Turtle dove
Streptopelia turtur
Turtle dove - OE turtur, turtle, tortur
There are some species of bird that are curiously absent from the place-name record. Corncrake, for instance, and nightingale; how was is that these species which would have been so conspicuous in song and so much more populous in earlier centuries aren’t in place-names. (It’s a fantasy of mine to return to medieval rural England and know what it would have been like to hear corncrakes crak-craking from every meadow.) The turtle dove is another such bird. Almost vanishingly rare now, but once a common species which would have been heard throughout summer up and down the land. Like the nightingale, it was also familiar from literature, hence its Old English name taken verbatim from Latin: the onomatopoeic turtur which became turtle early on.

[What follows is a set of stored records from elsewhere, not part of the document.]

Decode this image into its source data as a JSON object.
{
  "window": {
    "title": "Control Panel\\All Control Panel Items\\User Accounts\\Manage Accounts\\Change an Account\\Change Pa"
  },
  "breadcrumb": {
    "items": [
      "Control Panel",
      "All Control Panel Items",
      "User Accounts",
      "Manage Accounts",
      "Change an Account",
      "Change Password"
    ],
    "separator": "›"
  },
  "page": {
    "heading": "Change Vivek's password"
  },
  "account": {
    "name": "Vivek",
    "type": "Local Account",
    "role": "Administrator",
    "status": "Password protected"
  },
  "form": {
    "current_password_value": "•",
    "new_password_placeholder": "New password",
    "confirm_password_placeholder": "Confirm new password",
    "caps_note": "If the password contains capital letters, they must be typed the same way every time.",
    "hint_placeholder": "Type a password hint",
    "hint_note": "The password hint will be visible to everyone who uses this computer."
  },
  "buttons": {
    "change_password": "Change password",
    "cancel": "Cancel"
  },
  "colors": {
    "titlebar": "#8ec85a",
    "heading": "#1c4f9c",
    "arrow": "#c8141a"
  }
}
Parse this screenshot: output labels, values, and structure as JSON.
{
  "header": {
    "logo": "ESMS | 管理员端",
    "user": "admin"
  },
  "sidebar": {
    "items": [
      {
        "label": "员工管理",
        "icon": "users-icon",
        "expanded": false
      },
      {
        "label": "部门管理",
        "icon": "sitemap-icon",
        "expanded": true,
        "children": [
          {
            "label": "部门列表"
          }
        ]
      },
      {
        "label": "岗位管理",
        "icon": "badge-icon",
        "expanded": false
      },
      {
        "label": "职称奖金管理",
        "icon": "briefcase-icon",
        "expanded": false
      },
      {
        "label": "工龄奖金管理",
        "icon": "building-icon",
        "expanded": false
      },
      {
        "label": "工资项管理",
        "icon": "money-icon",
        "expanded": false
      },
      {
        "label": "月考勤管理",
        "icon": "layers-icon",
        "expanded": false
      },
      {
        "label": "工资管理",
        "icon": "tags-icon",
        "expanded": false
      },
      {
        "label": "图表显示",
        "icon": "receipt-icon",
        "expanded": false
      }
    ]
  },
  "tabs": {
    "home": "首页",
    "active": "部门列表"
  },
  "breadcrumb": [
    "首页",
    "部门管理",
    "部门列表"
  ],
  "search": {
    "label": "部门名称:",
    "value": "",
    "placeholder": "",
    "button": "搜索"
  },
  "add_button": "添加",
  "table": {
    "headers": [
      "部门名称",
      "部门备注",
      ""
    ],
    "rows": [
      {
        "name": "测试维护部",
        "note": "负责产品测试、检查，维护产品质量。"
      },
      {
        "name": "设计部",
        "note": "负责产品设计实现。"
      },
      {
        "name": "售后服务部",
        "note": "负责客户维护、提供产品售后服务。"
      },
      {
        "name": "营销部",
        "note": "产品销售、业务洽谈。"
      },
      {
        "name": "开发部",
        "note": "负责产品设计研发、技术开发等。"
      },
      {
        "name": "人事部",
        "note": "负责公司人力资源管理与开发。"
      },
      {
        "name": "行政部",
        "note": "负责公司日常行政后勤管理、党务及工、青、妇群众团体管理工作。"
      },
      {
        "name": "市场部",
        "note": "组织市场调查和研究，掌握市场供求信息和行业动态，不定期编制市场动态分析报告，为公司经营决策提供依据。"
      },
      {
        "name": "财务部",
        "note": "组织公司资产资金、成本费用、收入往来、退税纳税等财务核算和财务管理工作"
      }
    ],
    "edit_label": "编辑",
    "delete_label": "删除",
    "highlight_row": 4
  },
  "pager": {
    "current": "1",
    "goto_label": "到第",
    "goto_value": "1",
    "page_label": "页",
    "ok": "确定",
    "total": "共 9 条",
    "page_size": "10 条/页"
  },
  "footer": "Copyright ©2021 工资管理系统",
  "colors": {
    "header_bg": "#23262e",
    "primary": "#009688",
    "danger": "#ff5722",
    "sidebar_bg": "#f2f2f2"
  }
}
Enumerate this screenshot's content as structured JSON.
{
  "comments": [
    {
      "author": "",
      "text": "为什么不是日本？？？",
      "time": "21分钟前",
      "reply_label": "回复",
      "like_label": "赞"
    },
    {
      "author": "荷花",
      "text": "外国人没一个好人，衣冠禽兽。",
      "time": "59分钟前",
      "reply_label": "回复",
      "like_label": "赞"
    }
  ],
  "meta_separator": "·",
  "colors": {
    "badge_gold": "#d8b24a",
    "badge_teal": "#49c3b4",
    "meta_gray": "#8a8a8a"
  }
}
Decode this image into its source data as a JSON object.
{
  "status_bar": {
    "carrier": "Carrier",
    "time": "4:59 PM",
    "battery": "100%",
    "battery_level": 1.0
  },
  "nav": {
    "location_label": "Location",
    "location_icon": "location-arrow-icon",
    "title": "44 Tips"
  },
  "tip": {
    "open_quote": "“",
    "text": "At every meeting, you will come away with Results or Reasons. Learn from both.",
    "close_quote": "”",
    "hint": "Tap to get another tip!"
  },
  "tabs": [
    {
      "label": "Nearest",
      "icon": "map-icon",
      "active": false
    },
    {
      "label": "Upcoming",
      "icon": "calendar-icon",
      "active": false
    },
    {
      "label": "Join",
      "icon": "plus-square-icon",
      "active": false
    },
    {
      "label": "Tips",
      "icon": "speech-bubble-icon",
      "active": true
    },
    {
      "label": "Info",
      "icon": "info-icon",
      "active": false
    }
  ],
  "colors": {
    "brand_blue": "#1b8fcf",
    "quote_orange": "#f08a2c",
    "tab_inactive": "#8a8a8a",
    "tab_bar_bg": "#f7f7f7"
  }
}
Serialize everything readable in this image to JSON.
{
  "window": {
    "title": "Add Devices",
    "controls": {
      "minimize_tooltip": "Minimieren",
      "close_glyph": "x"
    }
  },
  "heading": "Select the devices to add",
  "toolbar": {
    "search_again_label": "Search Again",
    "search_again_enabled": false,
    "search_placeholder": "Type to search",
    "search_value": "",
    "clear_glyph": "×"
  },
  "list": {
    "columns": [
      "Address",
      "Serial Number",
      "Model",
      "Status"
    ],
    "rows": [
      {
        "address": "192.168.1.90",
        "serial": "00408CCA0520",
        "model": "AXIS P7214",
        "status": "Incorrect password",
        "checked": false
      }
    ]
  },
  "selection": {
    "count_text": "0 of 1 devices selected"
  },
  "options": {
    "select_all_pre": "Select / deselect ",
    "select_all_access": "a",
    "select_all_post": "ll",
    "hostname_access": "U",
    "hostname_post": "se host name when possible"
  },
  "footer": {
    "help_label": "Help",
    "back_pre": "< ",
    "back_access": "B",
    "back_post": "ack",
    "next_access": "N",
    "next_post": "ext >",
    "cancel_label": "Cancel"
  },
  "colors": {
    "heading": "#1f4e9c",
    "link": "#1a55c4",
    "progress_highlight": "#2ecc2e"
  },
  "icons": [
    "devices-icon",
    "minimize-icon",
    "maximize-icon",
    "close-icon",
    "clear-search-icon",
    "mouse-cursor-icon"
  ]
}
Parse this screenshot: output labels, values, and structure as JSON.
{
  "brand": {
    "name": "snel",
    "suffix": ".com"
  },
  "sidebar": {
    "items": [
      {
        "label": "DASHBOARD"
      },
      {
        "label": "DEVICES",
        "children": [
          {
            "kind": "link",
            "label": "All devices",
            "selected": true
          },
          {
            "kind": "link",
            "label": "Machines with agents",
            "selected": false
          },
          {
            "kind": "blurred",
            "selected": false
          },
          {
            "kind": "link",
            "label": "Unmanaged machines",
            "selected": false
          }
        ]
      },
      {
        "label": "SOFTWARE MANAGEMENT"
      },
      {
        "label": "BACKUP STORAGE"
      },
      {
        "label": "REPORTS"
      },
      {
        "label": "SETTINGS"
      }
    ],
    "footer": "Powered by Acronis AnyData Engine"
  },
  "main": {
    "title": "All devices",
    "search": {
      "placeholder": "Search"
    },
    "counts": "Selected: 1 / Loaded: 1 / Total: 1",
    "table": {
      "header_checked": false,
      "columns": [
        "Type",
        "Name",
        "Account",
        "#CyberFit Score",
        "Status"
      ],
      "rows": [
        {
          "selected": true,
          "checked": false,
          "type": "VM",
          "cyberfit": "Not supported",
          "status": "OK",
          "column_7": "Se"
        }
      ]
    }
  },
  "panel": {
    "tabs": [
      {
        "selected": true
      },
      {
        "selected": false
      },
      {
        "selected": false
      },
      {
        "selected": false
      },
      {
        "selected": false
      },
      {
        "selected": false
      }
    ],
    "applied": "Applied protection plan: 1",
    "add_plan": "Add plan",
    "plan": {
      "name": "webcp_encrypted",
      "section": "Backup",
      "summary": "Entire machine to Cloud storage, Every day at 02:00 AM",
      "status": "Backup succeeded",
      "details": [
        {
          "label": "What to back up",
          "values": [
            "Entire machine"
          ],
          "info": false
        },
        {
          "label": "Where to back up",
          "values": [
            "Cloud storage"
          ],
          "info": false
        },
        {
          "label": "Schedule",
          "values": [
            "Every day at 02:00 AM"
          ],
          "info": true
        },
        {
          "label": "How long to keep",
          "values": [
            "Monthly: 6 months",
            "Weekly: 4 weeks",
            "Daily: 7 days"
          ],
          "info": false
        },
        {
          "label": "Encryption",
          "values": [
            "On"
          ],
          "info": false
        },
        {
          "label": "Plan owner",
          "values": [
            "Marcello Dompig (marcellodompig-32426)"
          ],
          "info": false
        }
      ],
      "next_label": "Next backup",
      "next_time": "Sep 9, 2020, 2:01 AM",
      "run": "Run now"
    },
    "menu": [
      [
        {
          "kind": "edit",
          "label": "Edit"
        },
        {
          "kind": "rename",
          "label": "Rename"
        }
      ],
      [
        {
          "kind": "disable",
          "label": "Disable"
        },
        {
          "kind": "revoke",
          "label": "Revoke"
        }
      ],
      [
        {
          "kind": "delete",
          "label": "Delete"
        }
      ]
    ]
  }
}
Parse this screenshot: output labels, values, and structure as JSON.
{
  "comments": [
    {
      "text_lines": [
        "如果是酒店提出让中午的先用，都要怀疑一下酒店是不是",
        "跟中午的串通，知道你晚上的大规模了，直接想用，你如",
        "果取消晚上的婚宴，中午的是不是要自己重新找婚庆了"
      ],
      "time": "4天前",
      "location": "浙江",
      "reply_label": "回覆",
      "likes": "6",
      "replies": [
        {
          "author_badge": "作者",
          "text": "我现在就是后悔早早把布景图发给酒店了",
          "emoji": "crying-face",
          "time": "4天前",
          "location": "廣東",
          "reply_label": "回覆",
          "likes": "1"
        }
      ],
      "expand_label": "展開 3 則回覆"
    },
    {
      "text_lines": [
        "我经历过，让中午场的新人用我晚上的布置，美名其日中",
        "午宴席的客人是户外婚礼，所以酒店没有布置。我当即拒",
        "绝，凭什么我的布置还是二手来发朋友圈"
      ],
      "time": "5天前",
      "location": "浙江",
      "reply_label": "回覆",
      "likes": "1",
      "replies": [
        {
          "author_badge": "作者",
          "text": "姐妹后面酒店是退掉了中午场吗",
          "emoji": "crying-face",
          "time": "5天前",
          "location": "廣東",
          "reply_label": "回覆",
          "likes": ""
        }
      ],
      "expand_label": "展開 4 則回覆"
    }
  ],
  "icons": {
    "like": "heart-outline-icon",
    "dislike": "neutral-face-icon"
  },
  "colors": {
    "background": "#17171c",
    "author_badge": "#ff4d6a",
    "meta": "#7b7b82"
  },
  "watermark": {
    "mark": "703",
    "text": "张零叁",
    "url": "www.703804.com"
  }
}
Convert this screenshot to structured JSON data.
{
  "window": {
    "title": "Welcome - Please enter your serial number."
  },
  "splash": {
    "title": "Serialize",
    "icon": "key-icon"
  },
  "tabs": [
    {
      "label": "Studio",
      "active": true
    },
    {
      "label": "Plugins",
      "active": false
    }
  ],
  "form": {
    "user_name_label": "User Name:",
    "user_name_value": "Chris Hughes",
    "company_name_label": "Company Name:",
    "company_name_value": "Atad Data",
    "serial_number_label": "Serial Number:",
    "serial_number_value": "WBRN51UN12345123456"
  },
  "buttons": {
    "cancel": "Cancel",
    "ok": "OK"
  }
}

There is, however, one possible surviving turtle dove place-name. A charter describing land near Wick in Worcestershire mentions turtlingcford, which landscape historian Della Hooke has suggested may refer to the turtle dove. It’s true that there is nothing else in the Old English vocabulary that equates to what seems like a nonsense word. The ‘c’ is almost certainly a scribe’s error, and the ‘ing’ part of name may have the sense simple of ‘place’ (there are other names in which this is the case, or maybe exists to link the other two elements in the name ‘turtle’ and ‘ford’ in some fashion). The name, therefore, may mean something like ‘the ford at the turtle dove’s place’, or ‘the ford where turtle doves can be found/heard’.
Turtingford (Worcs), a landmark described in a 10th cen. charter relating to St-John-in-Bedwardine (lost) somewhere on the outskirts of modern Worcester.
Sources (see ‘About’ page for the full bibliography): Hooke, ‘Bird, Beasts’; langscape.org.uk.